Современный дискурс-анализ

Наверх

Роман САЛЬНЫЙ

Феноменология восприятия времени художественного фильма

Статья написана при финансовой поддержке РФФИ (грант 18-313-00018 мол_а) в рамках проекта «Восприятие времени аудиовизуального образа в экранном художественном медиатексте» – рук. проекта – Р.В. Сальный.

Аннотация. Для обыденного восприятия, функционирующего в «автоматическом» режиме, реальная действительность закрыта «экраном» (М.К. Мамардашвили), сотканным из психических реакций. В большинстве случаев эмоции переживаются в редуцированном виде прагматических причинно-следственных связей «стимул-реакция», оставляя неразличимыми подлинные чувства. Феноменологическая теория дает свой вариант решения данной проблемы, разрабатывая концепцию времени, как форму, в которой мир дан сознанию в его естественном, подлинном виде. Кинематограф как искусство временное создает образы бытия, улавливая его непосредственное состояние в «абсолютном ритме» (А. Тарковский).
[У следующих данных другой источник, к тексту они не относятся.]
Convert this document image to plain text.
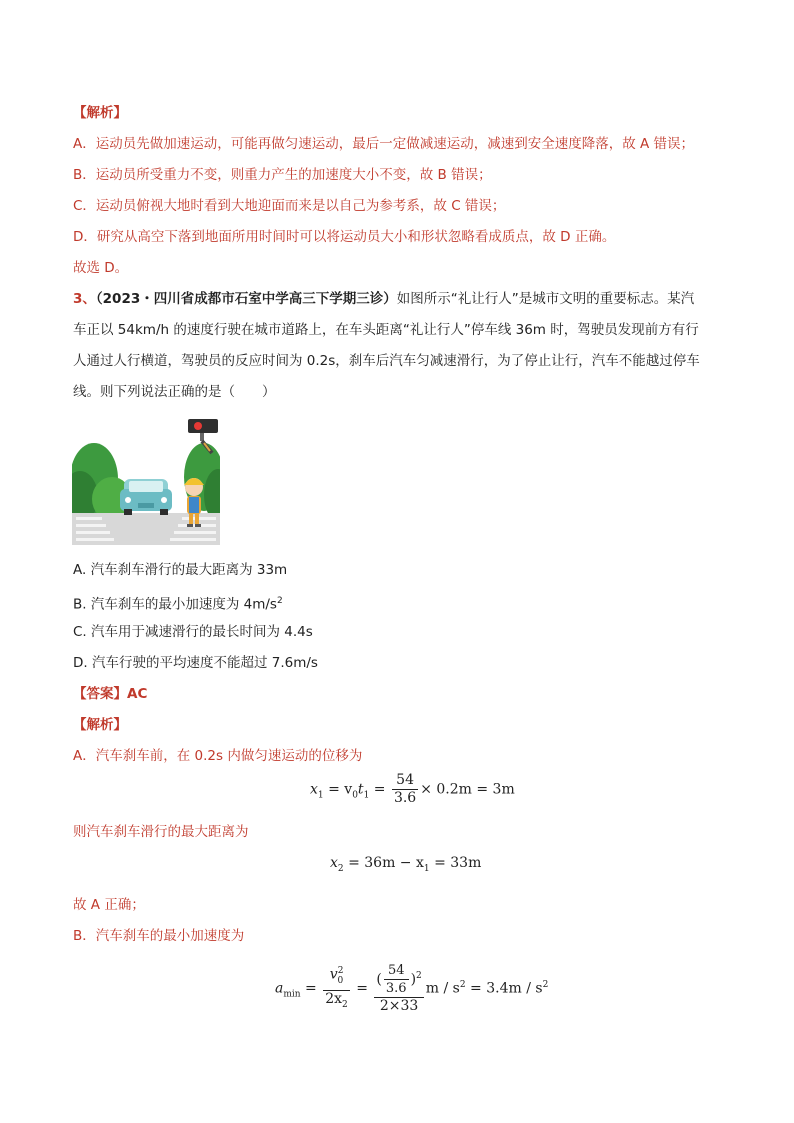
【解析】
A．运动员先做加速运动，可能再做匀速运动，最后一定做减速运动，减速到安全速度降落，故 A 错误；
B．运动员所受重力不变，则重力产生的加速度大小不变，故 B 错误；
C．运动员俯视大地时看到大地迎面而来是以自己为参考系，故 C 错误；
D．研究从高空下落到地面所用时间时可以将运动员大小和形状忽略看成质点，故 D 正确。
故选 D。
3、（2023・四川省成都市石室中学高三下学期三诊）如图所示“礼让行人”是城市文明的重要标志。某汽
车正以 54km/h 的速度行驶在城市道路上，在车头距离“礼让行人”停车线 36m 时，驾驶员发现前方有行
人通过人行横道，驾驶员的反应时间为 0.2s，刹车后汽车匀减速滑行，为了停止让行，汽车不能越过停车
线。则下列说法正确的是（　　）
A. 汽车刹车滑行的最大距离为 33m
B. 汽车刹车的最小加速度为 $4m/s^2$
C. 汽车用于减速滑行的最长时间为 4.4s
D. 汽车行驶的平均速度不能超过 7.6m/s
【答案】AC
【解析】
A．汽车刹车前，在 0.2s 内做匀速运动的位移为
$x_1 = v_0t_1 = \frac{54}{3.6} \times 0.2m = 3m$
则汽车刹车滑行的最大距离为
$x_2 = 36m - x_1 = 33m$
故 A 正确；
B．汽车刹车的最小加速度为
$a_{min} = \frac{v^2_0}{2x_2} = \frac{( \frac{54}{3.6} )^2}{2\times 33}$ $m / s^2 = 3.4m / s^2$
Во многом благодаря кино аудитория может испытывать подлинные чувства.

Ключевые слова: время, кино, длительность, феноменология, реальность, образ, «абсолютный ритм», субъектность, непосредственность.

Кинематограф придуман не для того,
чтобы копировать жизнь, а для того,
чтобы захватывать нас ритмом…
Р. Брессон

Если посмотреть несколько сторонним взглядом на то как изображена действительность в авторском кино, можно удивиться тому насколько она бывает неправдоподобна, возможно, даже слегка абсурдна. Персонажи, например, Р. Брессона и вовсе не похожи на привычных людей, а больше напоминают оживших марионеток. Между тем отрешенно-чувственное погружение в пространство фильма вызывает полное доверие видимой реальности. Можно ли предположить, что такой эффект является результатом воздействия открытых режиссерами онтологических законов реальной действительности? И может ли к ним относится время?

Если проанализировать особенности восприятия пространственно-временных форм авторских художественных фильмов, можно увидеть, что оно подобно отрешенному, созерцательному видению реальности, различающему мельчайшие детали и движения, тонкие звуковые и световые переходы. Эффект этот заключается в эстетическом переживании ее «длительности», в которой и возникает ощущение подлинности происходящего действия. Совпадение субъективного зрительского времени со временем фильма погружают его в глубокое непрерывное движение сакрального и вечного, и захватывает настолько, что он перестает точно осознавать происходящее на экране действие. Между тем «возвышающий обман» переживается в самых реальных формах, «чистых фактах» (А. Тарковский), ускользающих от смыслового определения.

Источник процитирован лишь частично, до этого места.